Peggy Noonan once remarked that she remembered a strange insight into the character of Reagan. “I remember acknowledging to myself that he didn’t seem to have any close friends. It was only years later that I understood what then remained hidden. Namely that Reagan came to the White House a complete man, all the formative events in his life over, his friends dead.” I’ve never forgotten what read like an epitaph.
Reagan came to the White House perhaps the best read President ever. His agenda was simple to understand: reduced taxes, deregulation, controlled spending in Congress, and a tight money anti-inflation policy. But exactly how did he arrive at this intellectual point.
Reagan understood that that primary cause of inflation was excessive government spending. Too much money floating around eroded the foundation of capitalism, it distorted price signals, and destroyed the nuptial arrangement of supply and demand. All such economic principles were espoused by the Austrian School of Economics, dominated in America by the writings of Fredrick A. Hayak’s monumental text “The Road To Serfdom”.

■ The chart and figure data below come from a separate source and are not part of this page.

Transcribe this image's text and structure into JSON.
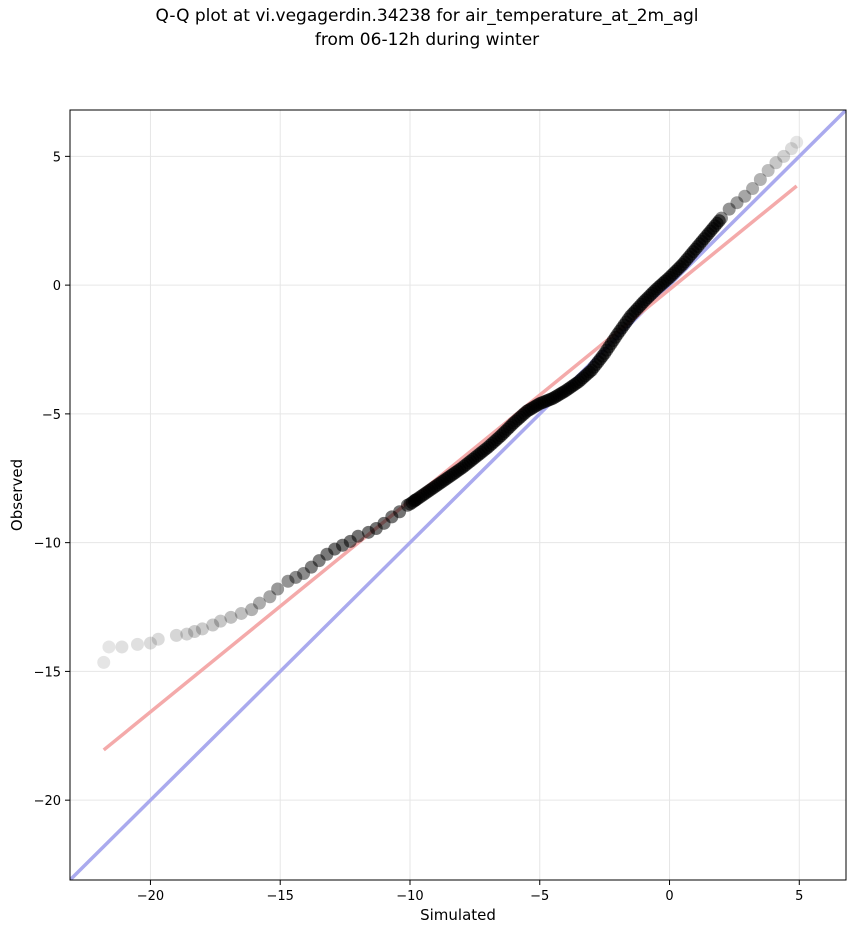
{
  "chart_data": {
    "type": "scatter",
    "title_line1": "Q-Q plot at vi.vegagerdin.34238 for air_temperature_at_2m_agl",
    "title_line2": "from 06-12h during winter",
    "xlabel": "Simulated",
    "ylabel": "Observed",
    "xlim": [
      -23.1,
      6.8
    ],
    "ylim": [
      -23.1,
      6.8
    ],
    "x_ticks": [
      -20,
      -15,
      -10,
      -5,
      0,
      5
    ],
    "y_ticks": [
      -20,
      -15,
      -10,
      -5,
      0,
      5
    ],
    "x_tick_labels": [
      "−20",
      "−15",
      "−10",
      "−5",
      "0",
      "5"
    ],
    "y_tick_labels": [
      "−20",
      "−15",
      "−10",
      "−5",
      "0",
      "5"
    ],
    "grid": true,
    "point_color": "#000000",
    "identity_line": {
      "x": [
        -23.1,
        6.8
      ],
      "y": [
        -23.1,
        6.8
      ],
      "color": "#aaaaee"
    },
    "fit_line": {
      "x": [
        -21.8,
        4.9
      ],
      "y": [
        -18.05,
        3.85
      ],
      "color": "#f4aaaa"
    },
    "tail_points": {
      "x": [
        -21.8,
        -21.6,
        -21.1,
        -20.5,
        -20.0,
        -19.7,
        -19.0,
        -18.6,
        -18.3,
        -18.0,
        -17.6,
        -17.3,
        -16.9,
        -16.5,
        -16.1,
        -15.8,
        -15.4,
        -15.1,
        -14.7,
        -14.4,
        -14.1,
        -13.8,
        -13.5,
        -13.2,
        -12.9,
        -12.6,
        -12.3,
        -12.0,
        -11.6,
        -11.3,
        -11.0,
        -10.7,
        -10.4,
        -10.1,
        -9.8
      ],
      "y": [
        -14.65,
        -14.05,
        -14.05,
        -13.95,
        -13.9,
        -13.75,
        -13.6,
        -13.55,
        -13.45,
        -13.35,
        -13.2,
        -13.05,
        -12.9,
        -12.75,
        -12.6,
        -12.35,
        -12.1,
        -11.8,
        -11.5,
        -11.35,
        -11.2,
        -10.95,
        -10.7,
        -10.45,
        -10.25,
        -10.1,
        -9.95,
        -9.75,
        -9.6,
        -9.45,
        -9.25,
        -9.0,
        -8.8,
        -8.55,
        -8.35
      ],
      "opacity": [
        0.1,
        0.1,
        0.12,
        0.12,
        0.14,
        0.14,
        0.16,
        0.18,
        0.2,
        0.2,
        0.22,
        0.22,
        0.25,
        0.25,
        0.3,
        0.32,
        0.35,
        0.4,
        0.42,
        0.45,
        0.45,
        0.5,
        0.5,
        0.52,
        0.55,
        0.55,
        0.55,
        0.55,
        0.55,
        0.55,
        0.55,
        0.55,
        0.55,
        0.55,
        0.55
      ]
    },
    "curve_points": {
      "x": [
        -10.0,
        -9.5,
        -9.0,
        -8.5,
        -8.0,
        -7.5,
        -7.0,
        -6.5,
        -6.0,
        -5.5,
        -5.0,
        -4.5,
        -4.0,
        -3.5,
        -3.0,
        -2.5,
        -2.0,
        -1.5,
        -1.0,
        -0.5,
        0.0,
        0.5,
        1.0,
        1.5,
        2.0
      ],
      "y": [
        -8.5,
        -8.15,
        -7.8,
        -7.45,
        -7.1,
        -6.7,
        -6.3,
        -5.85,
        -5.35,
        -4.9,
        -4.6,
        -4.4,
        -4.1,
        -3.75,
        -3.3,
        -2.65,
        -1.9,
        -1.2,
        -0.65,
        -0.15,
        0.3,
        0.8,
        1.4,
        2.0,
        2.6
      ]
    },
    "upper_tail_points": {
      "x": [
        2.0,
        2.3,
        2.6,
        2.9,
        3.2,
        3.5,
        3.8,
        4.1,
        4.4,
        4.7,
        4.9
      ],
      "y": [
        2.6,
        2.95,
        3.2,
        3.45,
        3.75,
        4.1,
        4.45,
        4.75,
        5.0,
        5.3,
        5.55
      ],
      "opacity": [
        0.45,
        0.42,
        0.38,
        0.35,
        0.32,
        0.3,
        0.26,
        0.22,
        0.18,
        0.14,
        0.1
      ]
    }
  }
}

There were many others who helped shape the thinking of Reagan. Barry Goldwater’s “The Conscience of a Conservative” was monumental. But perhaps the most significant text was Russell Kirk’s “The Conservative Mind” 1953.
Kirk’s text illuminated on six principals of Conservatism. They are summarized as follows: Belief in a transcendent order that properly discovered by reason can inform both governance and conscience. An attachment to the primacy of the individual over the leveling effects of modernity. The primacy of the rule of law over ruling aristocrats. A conviction that freedom and prosperity are linked. Faith in the cultural mores that inform civil society and the belief that true innovation is social preservation.
For an understanding of the intellectual drive that begot Reagan, begin with Russell Kirk’s text “The Conservative Mind”.